Fiora et le Téméraire
le soir même, tenant un luth d’une main et Battista Colonna de l’autre, elle
s’installa sur le coin d’un coffre dans la petite pièce qui servait d’antichambre
et, après un court conciliabule avec son jeune compagnon, entama le prélude d’une
chanson française déjà ancienne mais que l’on chantait un peu partout en
Europe. Gardant un œil inquiet sur la porte close, Battista se mit à chanter :
Le roi
Loys est sur le pont Tenant sa fille en son giron Elle lui demande un cavalier
Qui n’a pas vaillant six deniers...
Mais
cette première strophe n’était pas achevée que la porte volait plus qu’elle ne
s’ouvrait sous la main furieuse du Téméraire qui apparut, titubant, la bouche
mauvaise et l’œil injecté de sang :
– Qui
ose ici chanter un roi Louis quel qu’il soit ?
– C’est
moi, monseigneur, qui ai demandé à Battista de faire entendre cette mélodie,
dit Fiora tranquillement.
– Vous
vous croyez tout permis apparemment ? Je vous ai montré trop d’indulgente
faiblesse et...
– C’est
à vous-même que vous montrez trop de faiblesse, monseigneur. J’ai voulu vous
rappeler que, tandis que vous vous laissez aller à une mélancolie hors de
saison, le roi de France, lui, est toujours à l’ouvrage.
La
main levée pour frapper retomba sans force le long du corps et peu à peu la
fureur quitta le regard trouble que la jeune femme osait fixer. Le duc se
détourna enfin pour regagner sa chambre.
– Que
l’on aille chercher mes valets et que l’on m’apporte un bain ! ordonna-t-il.

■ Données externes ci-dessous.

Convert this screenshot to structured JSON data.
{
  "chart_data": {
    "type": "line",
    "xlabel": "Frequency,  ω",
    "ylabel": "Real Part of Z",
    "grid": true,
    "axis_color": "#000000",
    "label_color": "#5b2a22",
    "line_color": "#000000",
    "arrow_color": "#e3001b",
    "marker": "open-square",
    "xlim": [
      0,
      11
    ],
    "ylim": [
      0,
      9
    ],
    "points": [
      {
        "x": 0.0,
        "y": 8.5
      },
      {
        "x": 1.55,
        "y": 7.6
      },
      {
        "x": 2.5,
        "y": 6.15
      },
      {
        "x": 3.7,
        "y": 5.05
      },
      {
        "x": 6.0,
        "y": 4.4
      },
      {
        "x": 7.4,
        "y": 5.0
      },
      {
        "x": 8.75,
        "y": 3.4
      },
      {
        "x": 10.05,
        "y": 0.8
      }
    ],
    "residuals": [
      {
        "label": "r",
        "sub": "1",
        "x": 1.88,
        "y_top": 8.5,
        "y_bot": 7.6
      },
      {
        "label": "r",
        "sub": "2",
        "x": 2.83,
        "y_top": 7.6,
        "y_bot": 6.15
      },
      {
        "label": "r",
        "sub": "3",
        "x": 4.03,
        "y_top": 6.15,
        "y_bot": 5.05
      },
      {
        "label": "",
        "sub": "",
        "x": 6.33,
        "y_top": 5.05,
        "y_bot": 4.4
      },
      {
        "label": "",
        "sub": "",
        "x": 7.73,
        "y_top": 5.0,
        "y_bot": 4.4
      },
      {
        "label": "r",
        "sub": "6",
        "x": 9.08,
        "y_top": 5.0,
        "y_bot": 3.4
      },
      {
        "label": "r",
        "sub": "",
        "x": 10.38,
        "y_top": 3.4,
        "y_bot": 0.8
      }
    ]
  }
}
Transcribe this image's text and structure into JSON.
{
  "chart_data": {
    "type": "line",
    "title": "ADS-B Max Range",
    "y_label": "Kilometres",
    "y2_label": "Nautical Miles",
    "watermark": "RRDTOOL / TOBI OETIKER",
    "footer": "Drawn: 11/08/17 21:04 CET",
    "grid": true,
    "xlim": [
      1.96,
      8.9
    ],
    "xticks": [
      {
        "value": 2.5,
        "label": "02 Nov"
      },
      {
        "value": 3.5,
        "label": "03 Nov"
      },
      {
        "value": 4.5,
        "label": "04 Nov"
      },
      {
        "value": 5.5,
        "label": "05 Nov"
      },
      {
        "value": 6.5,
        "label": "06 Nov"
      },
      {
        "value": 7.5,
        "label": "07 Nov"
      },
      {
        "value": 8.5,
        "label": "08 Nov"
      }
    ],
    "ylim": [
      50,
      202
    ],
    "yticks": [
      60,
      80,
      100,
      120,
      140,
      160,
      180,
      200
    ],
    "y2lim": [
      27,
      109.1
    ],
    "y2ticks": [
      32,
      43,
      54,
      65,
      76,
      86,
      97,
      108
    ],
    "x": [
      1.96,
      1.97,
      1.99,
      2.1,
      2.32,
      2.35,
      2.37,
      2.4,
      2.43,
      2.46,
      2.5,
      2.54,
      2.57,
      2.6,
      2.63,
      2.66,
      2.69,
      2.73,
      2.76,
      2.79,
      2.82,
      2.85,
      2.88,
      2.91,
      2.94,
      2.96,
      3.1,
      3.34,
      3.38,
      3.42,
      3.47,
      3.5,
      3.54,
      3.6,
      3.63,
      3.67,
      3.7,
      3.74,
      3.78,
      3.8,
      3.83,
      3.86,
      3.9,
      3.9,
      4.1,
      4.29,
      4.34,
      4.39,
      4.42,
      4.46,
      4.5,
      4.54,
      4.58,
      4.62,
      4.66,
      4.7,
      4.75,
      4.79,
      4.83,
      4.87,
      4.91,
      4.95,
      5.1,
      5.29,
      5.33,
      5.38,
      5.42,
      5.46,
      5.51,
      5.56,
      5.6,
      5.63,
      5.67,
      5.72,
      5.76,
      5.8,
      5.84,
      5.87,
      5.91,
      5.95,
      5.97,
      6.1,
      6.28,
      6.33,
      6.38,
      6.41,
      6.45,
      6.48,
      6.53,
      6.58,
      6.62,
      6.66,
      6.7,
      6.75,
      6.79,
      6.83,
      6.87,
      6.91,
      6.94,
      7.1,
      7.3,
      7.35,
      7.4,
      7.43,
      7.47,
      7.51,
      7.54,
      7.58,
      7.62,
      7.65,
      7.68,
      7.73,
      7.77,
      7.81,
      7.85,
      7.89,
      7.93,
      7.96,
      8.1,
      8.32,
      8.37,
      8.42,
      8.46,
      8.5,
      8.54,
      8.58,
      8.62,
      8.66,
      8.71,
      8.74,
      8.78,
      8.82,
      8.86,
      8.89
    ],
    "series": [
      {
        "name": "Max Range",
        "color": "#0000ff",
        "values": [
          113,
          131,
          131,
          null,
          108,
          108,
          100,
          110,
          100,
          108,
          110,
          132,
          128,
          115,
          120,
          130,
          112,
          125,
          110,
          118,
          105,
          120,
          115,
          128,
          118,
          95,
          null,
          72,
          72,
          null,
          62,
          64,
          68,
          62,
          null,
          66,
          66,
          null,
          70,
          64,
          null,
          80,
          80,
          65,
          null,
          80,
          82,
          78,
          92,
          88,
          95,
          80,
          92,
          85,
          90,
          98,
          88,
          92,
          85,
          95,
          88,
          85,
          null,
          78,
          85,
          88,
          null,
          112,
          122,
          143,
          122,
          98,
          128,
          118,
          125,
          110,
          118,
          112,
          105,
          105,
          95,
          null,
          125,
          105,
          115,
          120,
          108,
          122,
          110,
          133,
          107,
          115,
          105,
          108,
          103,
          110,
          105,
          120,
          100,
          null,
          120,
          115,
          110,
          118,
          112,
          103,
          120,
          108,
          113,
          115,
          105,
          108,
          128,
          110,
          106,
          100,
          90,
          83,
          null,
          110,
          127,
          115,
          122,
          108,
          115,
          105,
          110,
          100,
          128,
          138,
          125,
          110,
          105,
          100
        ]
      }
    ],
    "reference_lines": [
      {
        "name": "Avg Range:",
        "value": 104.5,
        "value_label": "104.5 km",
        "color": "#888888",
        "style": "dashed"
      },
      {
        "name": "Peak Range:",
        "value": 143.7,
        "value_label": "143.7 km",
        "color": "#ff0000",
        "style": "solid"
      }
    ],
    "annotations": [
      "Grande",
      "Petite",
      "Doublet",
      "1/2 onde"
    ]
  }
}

Quant à vous deux, continuez à chanter mais trouvez autre chose !
Le
concert improvisé dura jusqu’à ce que Charles de Visen, le valet de chambre du
duc, vint dire aux jeunes musiciens que son maître venait de s’endormir et qu’ils
pouvaient rentrer chez eux. Il était minuit passé.
– Vous
avez fait là du bon ouvrage, leur dit Panigarola qui était venu s’installer
auprès d’eux pour les entendre. Je gage que la crise est passée et que demain
monseigneur aura retrouvé toute son activité.
Au
matin, en effet, après avoir expédié quelques dépêches dont l’une ordonnait de
prendre les cloches des églises de Bourgogne pour les porter aux fondeurs de
canons, le duc décida que l’on quitterait sur l’heure Nozeroy pour gagner
Lausanne où il voulait réunir la nouvelle armée avec laquelle il comptait aller
assiéger Berne, cheville ouvrière de son désastre, Berne où le magistrat le
plus influent de la ville, Nicolas de Diesbach, menait le parti français avec
son compère Jost de Silinen, tous deux amis personnels de Louis XI.
– Tant
que je n’aurai pas détruit Berne, les armes de Bourgogne ne retrouveront pas
leur éclat, déclara le Téméraire, et il se lança dans la préparation minutieuse
de cette nouvelle campagne où il espérait restaurer sa gloire ternie.
Le
Grand Bâtard Antoine et le prince de Tarente, qui avaient réussi à regrouper
une partie des fuyards, choisirent d’installer le camp sur un large plateau
dominant le lac Léman entre Romanet et Le Mont. On y monta la grande maison de
bois qui avait abrité le duc Charles devant Neuss et qui, moins somptueuse sans
doute que les pavillons perdus, en offrait tout autant de confort. Autour de ce
bâtiment campèrent les nouvelles troupes que l’on avait commandées. Il en vint
trois mille d’Angleterre, six mille de Bologne, six mille de Liège et du
Luxembourg, enfin six mille « Savoisiens » que la duchesse Yolande
amena elle-même, de Genève, à son allié le duc de Bourgogne.
La vue
de cette belle femme blonde, qui avait à peu près l’âge du Téméraire, étonna
Fiora. Elle ne ressemblait en rien à son frère Louis XI et montrait une
féminité épanouie et rayonnante qui n’était pas sans charme. En la voyant s’avancer,
souriante et les deux mains tendues vers son allié préféré, Fiora comprit
soudain pourquoi cette princesse française joignait ses armes à celles du pire
ennemi de son frère.
– Elle
l’aime, n’est-ce pas ? dit-elle à Panigarola.
– Cela
n’a jamais fait pour moi aucun doute mais je la trouve bien imprudente. Le roi
Louis est à Lyon et rassemble une armée de ses fidèles Dauphinois à Grenoble.
Quant à mon maître, le duc de Milan, je sais qu’il a envoyé des messagers à
Louis pour lui proposer un accord... et tenter de s’approprier la Savoie.